Transformer Model for Alzheimer's Disease Progression Prediction Using Longitudinal Visit Sequences
This addresses early detection for Alzheimer's disease patients, but it is incremental as it applies an existing Transformer method to a specific medical domain with comparisons to other models.
The study tackled predicting Alzheimer's disease progression stages at future clinical visits using a Transformer model on longitudinal visit sequences, achieving strong predictive performance, especially in identifying converter subjects transitioning to more severe stages, despite challenges like missing data.
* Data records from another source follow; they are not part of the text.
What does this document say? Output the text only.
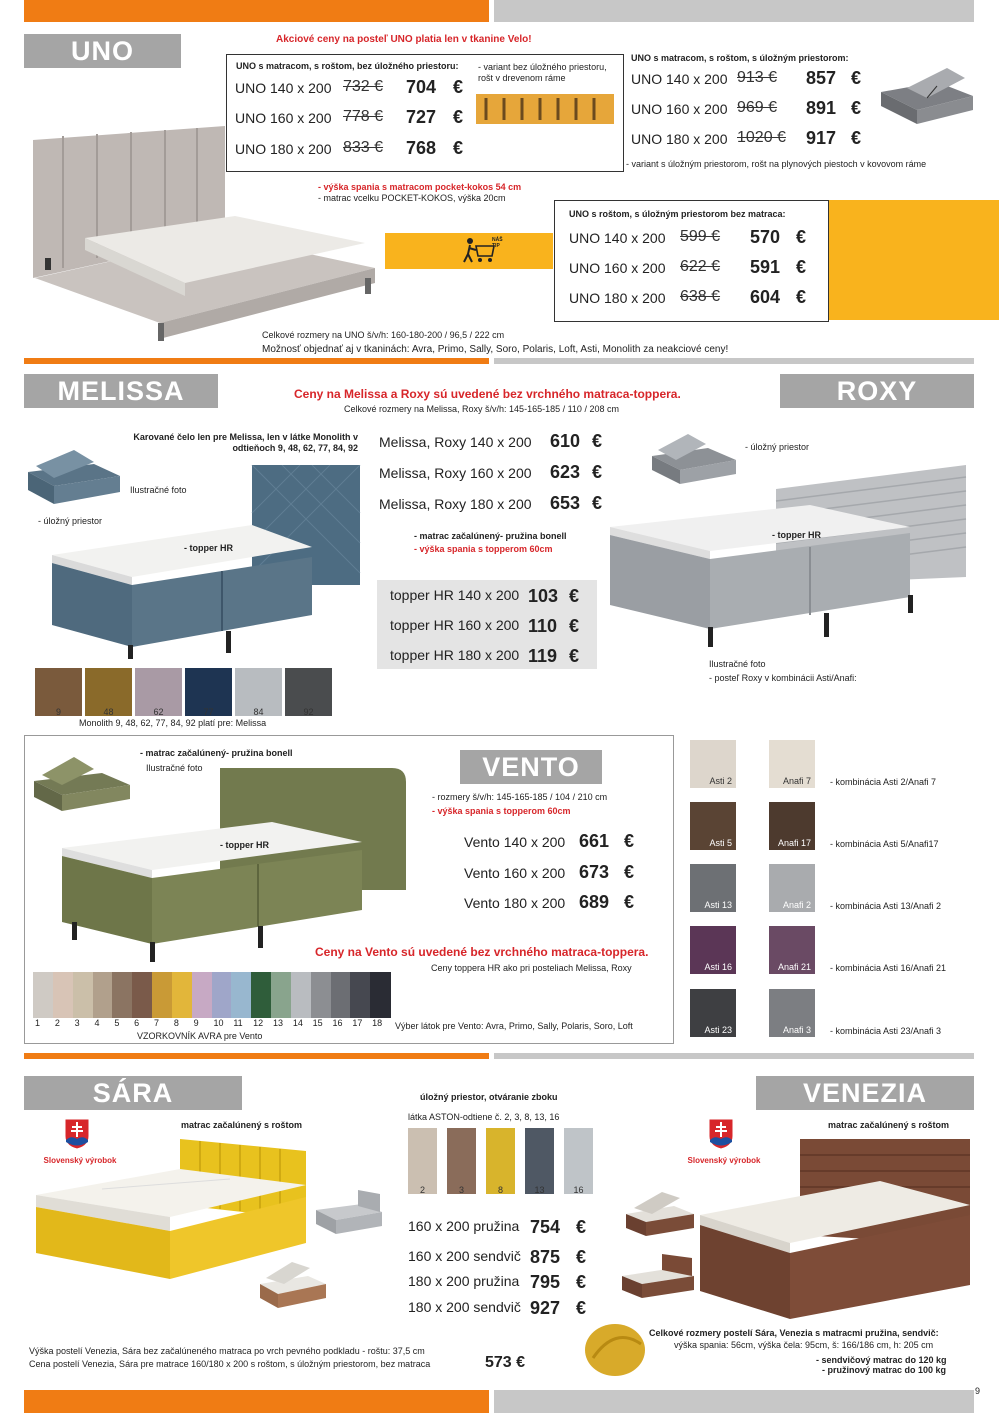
UNO	Akciové ceny na posteľ UNO platia len v tkanine Velo!
UNO s matracom, s roštom, bez úložného priestoru: - variant bez úložného priestoru, rošt v drevenom ráme
UNO 140 x 200 732 € 704 €
UNO 160 x 200 778 € 727 €
UNO 180 x 200 833 € 768 €
UNO s matracom, s roštom, s úložným priestorom:
UNO 140 x 200 913 € 857 €
UNO 160 x 200 969 € 891 €
UNO 180 x 200 1020 € 917 €
- variant s úložným priestorom, rošt na plynových piestoch v kovovom ráme
- výška spania s matracom pocket-kokos 54 cm
- matrac vcelku POCKET-KOKOS, výška 20cm
NÁŠ TIP
UNO s roštom, s úložným priestorom bez matraca:
UNO 140 x 200 599 € 570 €
UNO 160 x 200 622 € 591 €
UNO 180 x 200 638 € 604 €
Celkové rozmery na UNO š/v/h: 160-180-200 / 96,5 / 222 cm
Možnosť objednať aj v tkaninách: Avra, Primo, Sally, Soro, Polaris, Loft, Asti, Monolith za neakciové ceny!
MELISSA	ROXY
Ceny na Melissa a Roxy sú uvedené bez vrchného matraca-toppera.
Celkové rozmery na Melissa, Roxy š/v/h: 145-165-185 / 110 / 208 cm
Karované čelo len pre Melissa, len v látke Monolith v odtieňoch 9, 48, 62, 77, 84, 92
Ilustračné foto
- úložný priestor
- topper HR
Melissa, Roxy 140 x 200 610 €
Melissa, Roxy 160 x 200 623 €
Melissa, Roxy 180 x 200 653 €
- matrac začalúnený- pružina bonell
- výška spania s topperom 60cm
topper HR 140 x 200 103 €
topper HR 160 x 200 110 €
topper HR 180 x 200 119 €
9	48	62	77	84	92
Monolith 9, 48, 62, 77, 84, 92 platí pre: Melissa
- úložný priestor
- topper HR
Ilustračné foto
- posteľ Roxy v kombinácii Asti/Anafi:
- matrac začalúnený- pružina bonell
Ilustračné foto
- topper HR
VENTO
- rozmery š/v/h: 145-165-185 / 104 / 210 cm
- výška spania s topperom 60cm
Vento 140 x 200 661 €
Vento 160 x 200 673 €
Vento 180 x 200 689 €
Ceny na Vento sú uvedené bez vrchného matraca-toppera.
Ceny toppera HR ako pri posteliach Melissa, Roxy
1	2	3	4	5	6	7	8	9	10	11	12	13	14	15	16	17	18
VZORKOVNÍK AVRA pre Vento
Výber látok pre Vento: Avra, Primo, Sally, Polaris, Soro, Loft
Asti 2	Anafi 7 - kombinácia Asti 2/Anafi 7
Asti 5	Anafi 17 - kombinácia Asti 5/Anafi17
Asti 13	Anafi 2 - kombinácia Asti 13/Anafi 2
Asti 16	Anafi 21 - kombinácia Asti 16/Anafi 21
Asti 23	Anafi 3 - kombinácia Asti 23/Anafi 3
SÁRA	VENEZIA
Slovenský výrobok
matrac začalúnený s roštom
úložný priestor, otváranie zboku
látka ASTON-odtiene č. 2, 3, 8, 13, 16
2	3	8	13	16
160 x 200 pružina 754 €
160 x 200 sendvič 875 €
180 x 200 pružina 795 €
180 x 200 sendvič 927 €
Slovenský výrobok
matrac začalúnený s roštom
Celkové rozmery postelí Sára, Venezia s matracmi pružina, sendvič:
výška spania: 56cm, výška čela: 95cm, š: 166/186 cm, h: 205 cm
- sendvičový matrac do 120 kg
- pružinový matrac do 100 kg
Výška postelí Venezia, Sára bez začalúneného matraca po vrch pevného podkladu - roštu: 37,5 cm
Cena postelí Venezia, Sára pre matrace 160/180 x 200 s roštom, s úložným priestorom, bez matraca	573 €
9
Alzheimer's disease (AD) is a neurodegenerative disorder with no known cure that affects tens of millions of people worldwide. Early detection of AD is critical for timely intervention to halt or slow the progression of the disease. In this study, we propose a Transformer model for predicting the stage of AD progression at a subject's next clinical visit using features from a sequence of visits extracted from the subject's visit history. We also rigorously compare our model to recurrent neural networks (RNNs) such as long short-term memory (LSTM), gated recurrent unit (GRU), and minimalRNN and assess their performances based on factors such as the length of prior visits and data imbalance. We test the importance of different feature categories and visit history, as well as compare the model to a newer Transformer-based model optimized for time series. Our model demonstrates strong predictive performance despite missing visits and missing features in available visits, particularly in identifying converter subjects -- individuals transitioning to more severe disease stages -- an area that has posed significant challenges in longitudinal prediction. The results highlight the model's potential in enhancing early diagnosis and patient outcomes.